Third, our concern for meeting the needs of the Iraqi people has been
crucial in getting Iraq's neighbors to support the actions we have had
to take against Saddam. The United States has always said sanctions
are aimed at the current Iraqi regime, not its people. The
oil-for-food program has been -- and remains -- evidence that we take
Saddam's responsibility to feed his population seriously, even when he
does not.

In conclusion, let me repeat that the oil-for-food program is a key
component of the Administration's Iraq policy, and is, therefore, key
to our national security. I understand the concerns some of you have
about the possible impacts this program has on domestic production. I
share your concerns about our domestic oil industry. We must balance
foreign policy objectives against domestic concerns.
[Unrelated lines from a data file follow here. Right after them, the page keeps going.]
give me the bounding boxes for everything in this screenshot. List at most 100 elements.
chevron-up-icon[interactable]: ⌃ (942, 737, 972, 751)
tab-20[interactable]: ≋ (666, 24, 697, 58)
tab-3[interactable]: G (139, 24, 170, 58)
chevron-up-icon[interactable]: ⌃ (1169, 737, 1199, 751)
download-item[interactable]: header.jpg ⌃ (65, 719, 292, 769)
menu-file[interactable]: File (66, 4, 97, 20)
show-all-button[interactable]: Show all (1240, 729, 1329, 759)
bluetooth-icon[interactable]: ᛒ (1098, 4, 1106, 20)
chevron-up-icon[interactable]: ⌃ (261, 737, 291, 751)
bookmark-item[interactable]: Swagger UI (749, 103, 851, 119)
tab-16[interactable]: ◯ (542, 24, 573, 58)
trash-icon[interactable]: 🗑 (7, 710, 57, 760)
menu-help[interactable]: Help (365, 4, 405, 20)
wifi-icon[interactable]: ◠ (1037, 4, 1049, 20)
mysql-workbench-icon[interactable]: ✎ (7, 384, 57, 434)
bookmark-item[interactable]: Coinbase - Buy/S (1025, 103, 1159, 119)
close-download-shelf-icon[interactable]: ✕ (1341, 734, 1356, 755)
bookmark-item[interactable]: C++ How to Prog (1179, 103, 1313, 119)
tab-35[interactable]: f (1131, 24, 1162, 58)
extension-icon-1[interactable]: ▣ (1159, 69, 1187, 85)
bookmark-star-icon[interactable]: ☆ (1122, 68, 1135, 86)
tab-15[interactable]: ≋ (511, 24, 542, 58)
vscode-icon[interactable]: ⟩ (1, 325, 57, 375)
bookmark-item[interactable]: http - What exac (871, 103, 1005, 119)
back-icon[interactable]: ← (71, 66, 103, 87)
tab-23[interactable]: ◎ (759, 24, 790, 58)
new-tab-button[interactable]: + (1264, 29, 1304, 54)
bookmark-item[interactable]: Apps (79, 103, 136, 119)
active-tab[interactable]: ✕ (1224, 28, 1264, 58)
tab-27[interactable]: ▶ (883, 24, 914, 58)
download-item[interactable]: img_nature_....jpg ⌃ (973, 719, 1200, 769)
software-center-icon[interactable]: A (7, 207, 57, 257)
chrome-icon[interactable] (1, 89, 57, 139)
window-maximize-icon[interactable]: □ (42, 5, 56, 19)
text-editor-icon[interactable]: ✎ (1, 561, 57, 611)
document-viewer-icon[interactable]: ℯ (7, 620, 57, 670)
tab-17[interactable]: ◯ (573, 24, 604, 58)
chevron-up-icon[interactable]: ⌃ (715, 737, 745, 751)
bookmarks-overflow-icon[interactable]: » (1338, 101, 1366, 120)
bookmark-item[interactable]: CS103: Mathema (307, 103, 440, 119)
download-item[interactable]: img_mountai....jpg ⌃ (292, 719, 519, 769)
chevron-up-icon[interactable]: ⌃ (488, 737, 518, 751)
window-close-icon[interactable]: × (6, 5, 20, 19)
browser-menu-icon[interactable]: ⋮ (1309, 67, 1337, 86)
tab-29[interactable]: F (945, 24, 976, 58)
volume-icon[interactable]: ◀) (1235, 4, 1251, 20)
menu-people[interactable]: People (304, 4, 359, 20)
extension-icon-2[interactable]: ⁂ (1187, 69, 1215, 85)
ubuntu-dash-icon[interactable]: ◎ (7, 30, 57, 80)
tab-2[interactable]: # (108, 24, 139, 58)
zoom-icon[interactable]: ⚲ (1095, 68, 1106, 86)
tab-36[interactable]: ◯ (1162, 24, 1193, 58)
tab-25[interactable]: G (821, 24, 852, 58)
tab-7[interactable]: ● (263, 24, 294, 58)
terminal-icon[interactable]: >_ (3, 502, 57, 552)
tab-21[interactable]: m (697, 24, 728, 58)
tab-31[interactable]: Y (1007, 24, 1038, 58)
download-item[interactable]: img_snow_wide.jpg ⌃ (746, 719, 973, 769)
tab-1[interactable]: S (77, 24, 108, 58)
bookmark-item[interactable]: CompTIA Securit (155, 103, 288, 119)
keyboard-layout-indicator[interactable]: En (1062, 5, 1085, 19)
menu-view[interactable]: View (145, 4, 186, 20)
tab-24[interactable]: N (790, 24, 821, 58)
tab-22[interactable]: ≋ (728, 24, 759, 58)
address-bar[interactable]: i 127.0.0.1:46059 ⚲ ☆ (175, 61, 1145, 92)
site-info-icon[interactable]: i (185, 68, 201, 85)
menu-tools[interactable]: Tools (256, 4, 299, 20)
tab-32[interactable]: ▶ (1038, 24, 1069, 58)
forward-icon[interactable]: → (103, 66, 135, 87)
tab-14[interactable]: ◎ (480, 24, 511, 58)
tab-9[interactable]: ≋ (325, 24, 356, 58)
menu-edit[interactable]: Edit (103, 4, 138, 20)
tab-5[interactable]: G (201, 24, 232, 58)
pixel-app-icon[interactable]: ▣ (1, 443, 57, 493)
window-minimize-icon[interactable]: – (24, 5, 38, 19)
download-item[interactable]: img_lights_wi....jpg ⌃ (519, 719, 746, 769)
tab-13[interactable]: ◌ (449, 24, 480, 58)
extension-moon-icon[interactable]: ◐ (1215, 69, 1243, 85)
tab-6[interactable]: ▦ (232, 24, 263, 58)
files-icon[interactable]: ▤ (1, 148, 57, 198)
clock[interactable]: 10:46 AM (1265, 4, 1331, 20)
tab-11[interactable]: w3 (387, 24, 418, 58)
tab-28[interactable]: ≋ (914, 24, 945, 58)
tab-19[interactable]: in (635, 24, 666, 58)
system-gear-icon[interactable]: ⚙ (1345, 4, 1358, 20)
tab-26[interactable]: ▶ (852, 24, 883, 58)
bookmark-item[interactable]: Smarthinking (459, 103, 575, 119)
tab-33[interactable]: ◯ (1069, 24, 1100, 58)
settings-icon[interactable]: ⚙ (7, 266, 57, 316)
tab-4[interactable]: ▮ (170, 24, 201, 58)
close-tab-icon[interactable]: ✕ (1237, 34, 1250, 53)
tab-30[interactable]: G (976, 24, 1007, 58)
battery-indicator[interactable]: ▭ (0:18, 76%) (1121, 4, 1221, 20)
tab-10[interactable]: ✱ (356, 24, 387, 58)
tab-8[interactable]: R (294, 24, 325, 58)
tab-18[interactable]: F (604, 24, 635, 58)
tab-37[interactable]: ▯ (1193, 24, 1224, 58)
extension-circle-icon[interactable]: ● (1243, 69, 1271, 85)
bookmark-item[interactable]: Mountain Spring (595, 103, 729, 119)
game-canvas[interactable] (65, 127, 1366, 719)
But, the best way
to help the domestic industry is to increase demand by helping to
re-build the Asian economy and to lower production costs at home. As
Secretary of Energy, I am determined to do whatever I can to alleviate
the economic harm that low oil prices have caused to our domestic oil
production. But I also believe it is important that Iraq's oil
revenues be used to relieve the suffering of the Iraqi people rather
than by Saddam Hussein for his own criminal purposes. We ensure this
result through the combination of sanctions and the oil-for-food
program. I look forward to working and consulting closely with the
members of these committees on both of these important energy and
national security goals.

Thank you for your attention and I look forward to your questions.